Complete Guide to TensorFlow for Deep Learning with Python
ENROLL For FREE http://bit.ly/3a9dTHF
This course will guide you through how to use Google’s TensorFlow framework to create artificial neural networks for deep learning! This course aims to give you an easy to understand guide to the complexities of Google’s TensorFlow framework in a way that is easy to understand. Other courses and tutorials have tended to stay away from pure tensorflow and instead use abstractions that give the user less control. Here we present a course that finally serves as a complete guide to using the TensorFlow framework as intended, while showing you the latest techniques available in deep learning!
Complete Tensorflow 2 and Keras Deep Learning Bootcamp
ENROLL For FREE http://bit.ly/3jCgYCU
This course will guide you through how to use Google’s latest TensorFlow 2 framework to create artificial neural networks for deep learning! This course aims to give you an easy to understand guide to the complexities of Google’s TensorFlow 2 framework in a way that is easy to understand.

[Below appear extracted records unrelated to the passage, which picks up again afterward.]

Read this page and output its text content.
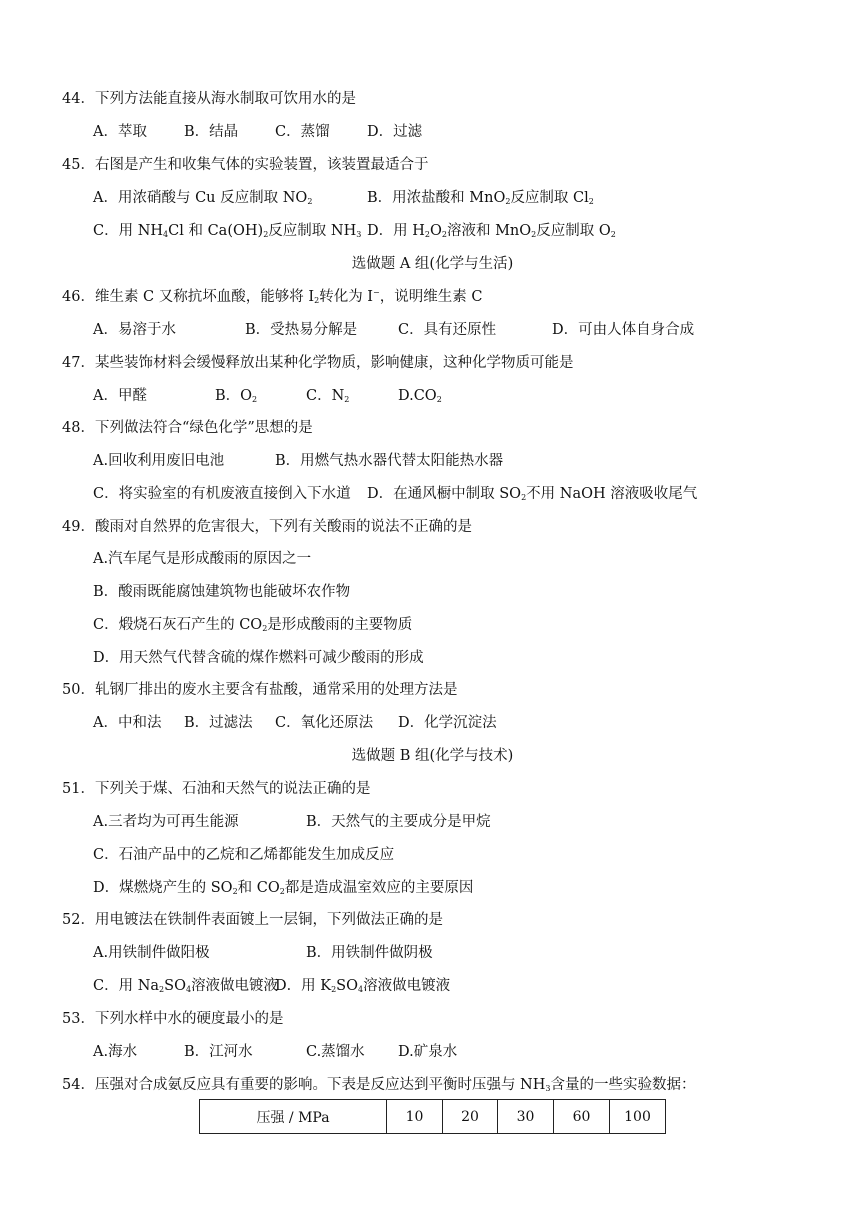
44．下列方法能直接从海水制取可饮用水的是
A．萃取	B．结晶	C．蒸馏	D．过滤
45．右图是产生和收集气体的实验装置，该装置最适合于
A．用浓硝酸与 Cu 反应制取 $NO_2$	B．用浓盐酸和 MnO$_2$反应制取 $Cl_2$
C．用 $NH_4Cl$ 和 $Ca(OH)_2$反应制取 $NH_3$ D．用 $H_2O_2$溶液和 MnO$_2$反应制取 $O_2$
选做题 A 组(化学与生活)
46．维生素 C 又称抗坏血酸，能够将 $I_2$转化为 I−，说明维生素 C
A．易溶于水	B．受热易分解是	C．具有还原性	D．可由人体自身合成
47．某些装饰材料会缓慢释放出某种化学物质，影响健康，这种化学物质可能是
A．甲醛	B．$O_2$	C．$N_2$	$D.CO_2$
48．下列做法符合“绿色化学”思想的是
A.回收利用废旧电池	B．用燃气热水器代替太阳能热水器
C．将实验室的有机废液直接倒入下水道 D．在通风橱中制取 $SO_2$不用 NaOH 溶液吸收尾气
49．酸雨对自然界的危害很大，下列有关酸雨的说法不正确的是
A.汽车尾气是形成酸雨的原因之一
B．酸雨既能腐蚀建筑物也能破坏农作物
C．煅烧石灰石产生的 $CO_2$是形成酸雨的主要物质
D．用天然气代替含硫的煤作燃料可减少酸雨的形成
50．轧钢厂排出的废水主要含有盐酸，通常采用的处理方法是
A．中和法 B．过滤法 C．氧化还原法 D．化学沉淀法
选做题 B 组(化学与技术)
51．下列关于煤、石油和天然气的说法正确的是
A.三者均为可再生能源	B．天然气的主要成分是甲烷
C．石油产品中的乙烷和乙烯都能发生加成反应
D．煤燃烧产生的 $SO_2$和 $CO_2$都是造成温室效应的主要原因
52．用电镀法在铁制件表面镀上一层铜，下列做法正确的是
A.用铁制件做阳极	B．用铁制件做阴极
C．用 $Na_2SO_4$溶液做电镀液
D．用 $K_2SO_4$溶液做电镀液
53．下列水样中水的硬度最小的是
A.海水	B．江河水	C.蒸馏水 D.矿泉水
54．压强对合成氨反应具有重要的影响。下表是反应达到平衡时压强与 $NH_3$含量的一些实验数据：
压强 / MPa	10	20	30	60	100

We’ll focus on understanding the latest updates to TensorFlow and leveraging the Keras API (TensorFlow 2.0’s official API) to quickly and easily build models. In this course we will build models to forecast future price homes, classify medical images, predict future sales data, generate complete new text artificially and much more!
Browser-based Models with TensorFlow.js
ENROLL For FREE https://bit.ly/37X8GA6
Bringing a machine learning model into the real world involves a lot more than just modeling. This Specialization will teach you how to navigate various deployment scenarios and use data more effectively to train your model.
In this first course, you’ll train and run machine learning models in any browser using TensorFlow.js. You’ll learn techniques for handling data in the browser, and at the end you’ll build a computer vision project that recognizes and classifies objects from a webcam.